Baseten Provider

Baseten is a platform for running and testing LLMs. It allows you to deploy models that are OpenAI API compatible that you can use with the AI SDK.

Setup

The Baseten provider is available via the @ai-sdk/openai module as it is compatible with the OpenAI API. You can install it with

pnpm
npm
yarn
pnpm add @ai-sdk/openai

Provider Instance

To use Baseten, you can create a custom provider instance with the createOpenAI function from @ai-sdk/openai:

import { createOpenAI } from '@ai-sdk/openai';
const BASETEN_MODEL_ID = '<deployment-id>';
const BASETEN_DEPLOYMENT_ID = null;
// see https://docs.baseten.co/api-reference/openai for more information
const basetenExtraPayload = {
model_id: BASETEN_MODEL_ID,
deployment_id: BASETEN_DEPLOYMENT_ID,
};
const baseten = createOpenAI({
name: 'baseten',
apiKey: process.env.BASETEN_API_KEY ?? '',
baseURL: 'https://bridge.baseten.co/v1/direct',
fetch: async (url, request) => {
const bodyWithBasetenPayload = JSON.stringify({
...JSON.parse(request.body),
baseten: basetenExtraPayload,
});
return await fetch(url, { ...request, body: bodyWithBasetenPayload });
},
});

Be sure to have your BASETEN_API_KEY set in your environment and the model deployment id ready. The deployment_id will be given after you have deployed the model on Baseten.

Language Models

You can create Baseten models using a provider instance. The first argument is the served model name, e.g. ultravox.

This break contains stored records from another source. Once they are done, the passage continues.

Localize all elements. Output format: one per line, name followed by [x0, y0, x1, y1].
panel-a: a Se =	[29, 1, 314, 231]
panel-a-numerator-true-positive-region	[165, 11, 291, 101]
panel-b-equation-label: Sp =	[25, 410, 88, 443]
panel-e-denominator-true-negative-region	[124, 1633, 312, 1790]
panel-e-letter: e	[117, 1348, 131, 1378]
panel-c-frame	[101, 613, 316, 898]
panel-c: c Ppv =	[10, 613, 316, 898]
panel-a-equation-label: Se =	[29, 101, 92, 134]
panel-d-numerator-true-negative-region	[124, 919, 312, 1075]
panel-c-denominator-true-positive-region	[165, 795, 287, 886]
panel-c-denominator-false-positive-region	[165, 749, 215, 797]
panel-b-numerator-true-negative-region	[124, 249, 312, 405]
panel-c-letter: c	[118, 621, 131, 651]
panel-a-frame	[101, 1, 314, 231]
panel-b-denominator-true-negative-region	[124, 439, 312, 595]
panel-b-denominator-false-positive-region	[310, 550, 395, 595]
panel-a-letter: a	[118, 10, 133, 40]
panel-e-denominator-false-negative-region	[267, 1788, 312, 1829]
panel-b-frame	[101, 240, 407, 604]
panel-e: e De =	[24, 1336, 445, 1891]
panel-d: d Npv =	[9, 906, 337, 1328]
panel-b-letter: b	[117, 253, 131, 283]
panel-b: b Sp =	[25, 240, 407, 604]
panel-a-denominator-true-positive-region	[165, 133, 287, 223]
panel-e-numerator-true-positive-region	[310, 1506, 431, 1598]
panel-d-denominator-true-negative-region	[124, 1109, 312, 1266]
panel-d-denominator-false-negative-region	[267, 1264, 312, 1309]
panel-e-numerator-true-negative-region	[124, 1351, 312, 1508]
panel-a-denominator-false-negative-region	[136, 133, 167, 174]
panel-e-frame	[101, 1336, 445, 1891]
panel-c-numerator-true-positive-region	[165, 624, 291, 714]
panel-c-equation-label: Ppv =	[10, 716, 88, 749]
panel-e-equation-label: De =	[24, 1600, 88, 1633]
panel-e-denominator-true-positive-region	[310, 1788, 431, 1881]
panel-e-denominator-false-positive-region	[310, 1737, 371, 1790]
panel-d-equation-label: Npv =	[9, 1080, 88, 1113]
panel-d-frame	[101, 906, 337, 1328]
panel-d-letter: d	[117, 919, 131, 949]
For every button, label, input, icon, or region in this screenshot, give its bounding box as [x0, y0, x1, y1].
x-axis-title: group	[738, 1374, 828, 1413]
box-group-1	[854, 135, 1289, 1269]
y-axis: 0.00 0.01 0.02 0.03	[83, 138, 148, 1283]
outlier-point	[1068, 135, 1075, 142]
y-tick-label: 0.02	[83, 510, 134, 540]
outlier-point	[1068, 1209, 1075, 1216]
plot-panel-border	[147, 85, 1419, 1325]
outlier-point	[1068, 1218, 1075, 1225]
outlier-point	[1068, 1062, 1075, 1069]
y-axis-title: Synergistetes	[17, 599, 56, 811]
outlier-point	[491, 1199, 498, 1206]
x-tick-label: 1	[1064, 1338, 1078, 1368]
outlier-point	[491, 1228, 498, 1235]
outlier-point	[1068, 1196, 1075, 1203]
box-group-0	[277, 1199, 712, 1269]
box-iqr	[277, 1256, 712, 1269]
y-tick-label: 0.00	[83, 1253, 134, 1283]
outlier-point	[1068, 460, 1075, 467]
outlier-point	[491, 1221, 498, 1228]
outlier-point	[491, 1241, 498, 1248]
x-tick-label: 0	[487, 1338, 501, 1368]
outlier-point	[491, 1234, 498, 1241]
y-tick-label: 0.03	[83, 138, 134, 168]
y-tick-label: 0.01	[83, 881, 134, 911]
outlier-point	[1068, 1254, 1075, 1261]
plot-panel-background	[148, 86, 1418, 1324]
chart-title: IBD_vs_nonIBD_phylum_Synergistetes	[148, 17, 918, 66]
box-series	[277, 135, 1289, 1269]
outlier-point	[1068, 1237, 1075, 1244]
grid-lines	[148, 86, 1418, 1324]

const model = baseten('ultravox');

Example

You can use Baseten language models to generate text with the generateText function:

import { createOpenAI } from '@ai-sdk/openai';
import { generateText } from 'ai';
const BASETEN_MODEL_ID = '<deployment-id>';
const BASETEN_DEPLOYMENT_ID = null;
// see https://docs.baseten.co/api-reference/openai for more information
const basetenExtraPayload = {
model_id: BASETEN_MODEL_ID,
deployment_id: BASETEN_DEPLOYMENT_ID,
};
const baseten = createOpenAI({
name: 'baseten',
apiKey: process.env.BASETEN_API_KEY ?? '',
baseURL: 'https://bridge.baseten.co/v1/direct',
fetch: async (url, request) => {
const bodyWithBasetenPayload = JSON.stringify({
...JSON.parse(request.body),
baseten: basetenExtraPayload,
});
return await fetch(url, { ...request, body: bodyWithBasetenPayload });
},
});
const { text } = await generateText({
model: baseten('ultravox'),
prompt: 'Tell me about yourself in one sentence',
});
console.log(text);

Baseten language models are also able to generate text in a streaming fashion with the streamText function:

import { createOpenAI } from '@ai-sdk/openai';
import { streamText } from 'ai';
const BASETEN_MODEL_ID = '<deployment-id>';
const BASETEN_DEPLOYMENT_ID = null;
// see https://docs.baseten.co/api-reference/openai for more information
const basetenExtraPayload = {
model_id: BASETEN_MODEL_ID,
deployment_id: BASETEN_DEPLOYMENT_ID,
};
const baseten = createOpenAI({
name: 'baseten',
apiKey: process.env.BASETEN_API_KEY ?? '',
baseURL: 'https://bridge.baseten.co/v1/direct',
fetch: async (url, request) => {
const bodyWithBasetenPayload = JSON.stringify({
...JSON.parse(request.body),
baseten: basetenExtraPayload,
});
return await fetch(url, { ...request, body: bodyWithBasetenPayload });
},
});
const result = streamText({
model: baseten('ultravox'),
prompt: 'Tell me about yourself in one sentence',
});
for await (const message of result.textStream) {
console.log(message);
}

Baseten language models can also be used in the generateObject, and streamObject functions.